There are a dozen details that feel essential when I watch that performance; the face paint and glitter and how and where it’s applied, Max Oleartchik’s braided ponytails (which I hate, for the record), the effortless cool of the way Buck Meek takes up space around the mic, hell, simply the way he moves, Adrianne Lenker’s missing tooth, the heat radiating off of James Krivchenia… The whole performance is the reason you even watch late-night TV performances in the first place, and yet so rarely do we get this kind of hair-raising, go-for-broke performance on TV—not since Future Islands scuffed up Letterman’s floor have I seen a performance that felt instantly iconic. Ready to dramatically implode at any minute, combustible from an overwhelming sense of fury, compassion, and cosmic knowing.
But when I queue up Big Thief’s performance of “Not” on THE LATE SHOW WITH STEPHEN COLBERT, which I’m likely to do when I’m sad, or angry, or looking to gleam a bit of that aforementioned cosmic knowing, I focus on their spacing. Big Thief are positioned in a square, their bodies, even Lenker who is cheating towards the camera and unseen audience, are directed as close to the center as possible, playing for each other, not us. When I saw Big Thief back in April, it was a similar story, the crowd an afterthought to four musicians who are so insanely connected with each others’ essences that it’s palpable, both in the back of the venue and through our television sets.
That performance on Colbert is a gift, if for no other reason than it second-by-second feels like affirmation that Big Thief’s 2019 was real, some kind of tangible proof through the form of a YouTube URL that what they did this year was possible. Certainly when I listen to both U.F.O.F and TWO HANDS I have a hard time wrapping my brain around just how they exist in 2019, because Big Thief aren’t your conventional band, and perhaps it was further proof that 2019 wasn’t your conventional music year. It was a year that saw them endlessly touring, releasing two albums to near universal acclaim, the kind of acclaim thought previously unachievable for an act like Big Thief, and we saw the backlash where Music Twitter endlessly trended debates over just what it all meant.
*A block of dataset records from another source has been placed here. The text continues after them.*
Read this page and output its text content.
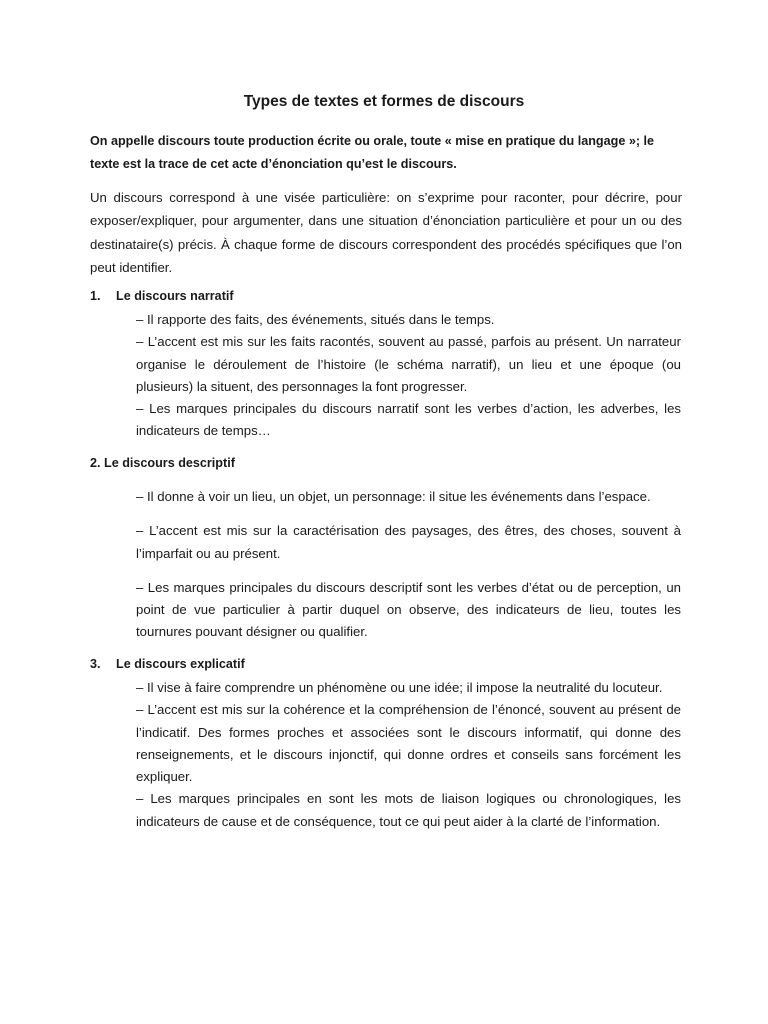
Types de textes et formes de discours

On appelle discours toute production écrite ou orale, toute « mise en pratique du langage »; le texte est la trace de cet acte d’énonciation qu’est le discours.

Un discours correspond à une visée particulière: on s’exprime pour raconter, pour décrire, pour exposer/expliquer, pour argumenter, dans une situation d’énonciation particulière et pour un ou des destinataire(s) précis. À chaque forme de discours correspondent des procédés spécifiques que l’on peut identifier.

1. Le discours narratif

– Il rapporte des faits, des événements, situés dans le temps.

– L’accent est mis sur les faits racontés, souvent au passé, parfois au présent. Un narrateur organise le déroulement de l’histoire (le schéma narratif), un lieu et une époque (ou plusieurs) la situent, des personnages la font progresser.

– Les marques principales du discours narratif sont les verbes d’action, les adverbes, les indicateurs de temps…

2. Le discours descriptif

– Il donne à voir un lieu, un objet, un personnage: il situe les événements dans l’espace.

– L’accent est mis sur la caractérisation des paysages, des êtres, des choses, souvent à l’imparfait ou au présent.

– Les marques principales du discours descriptif sont les verbes d’état ou de perception, un point de vue particulier à partir duquel on observe, des indicateurs de lieu, toutes les tournures pouvant désigner ou qualifier.

3. Le discours explicatif

– Il vise à faire comprendre un phénomène ou une idée; il impose la neutralité du locuteur.

– L’accent est mis sur la cohérence et la compréhension de l’énoncé, souvent au présent de l’indicatif. Des formes proches et associées sont le discours informatif, qui donne des renseignements, et le discours injonctif, qui donne ordres et conseils sans forcément les expliquer.

– Les marques principales en sont les mots de liaison logiques ou chronologiques, les indicateurs de cause et de conséquence, tout ce qui peut aider à la clarté de l’information.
But Big Thief’s domination felt so quaint. Quiet even. I suppose that’s the plight of indie music after a decade where culture writing blurred endless conversations about poptimism and coverage of mainstream artists writ underdog to such an immeasurable degree that when a band that looks and sounds like Big Thief has a year like 2019, even in spite of their obvious bona fides, the context feels almost unprecedented and thus easily debatable. In her review of TWO HANDS, Becca Lengel drew the obvious (and correct) comparison to Radiohead when they released KID A and AMNESIAC back-to-back, and I think that naysayers were cynically hesitant to embrace Big Thief as the kind of band that could similarly put out two beautiful, dense, masterful records in such a short time because we’ve been trained, through social media, through the combination of hesitation, anxiety, and weariness that comes along with formulating opinions or decisions now, and through the way we think about music in 2019, that it probably isn’t possible. But it is possible. Big Thief really did have that kind of year, and I urge you to put on U.F.O.F as the sun comes up and TWO HANDS as it goes down and not try and open yourself up to the possibility that this band moved up a level when no one was ready for it.
When I watch Adrianne Lenker, eyes closed, growl “It’s not the hunger revealing,” while her band, constantly feeling the moment, explode with an emphasis of sound that has to be heard to be believed, I can’t help but envy how in the moment they seem. None of this matters to them. This piece I’m writing, whatever takes are being formulated in unnecessary debates on Twitter, comparisons to Radiohead, late night performances, or people earnestly asking just what it all means… It doesn’t matter. They’re wonderfully unaffected by it, blissfully unaware. Quaint or not, 2019 was Big Thief’s year and proof that it’s possible to be an artist of the year and not even know it.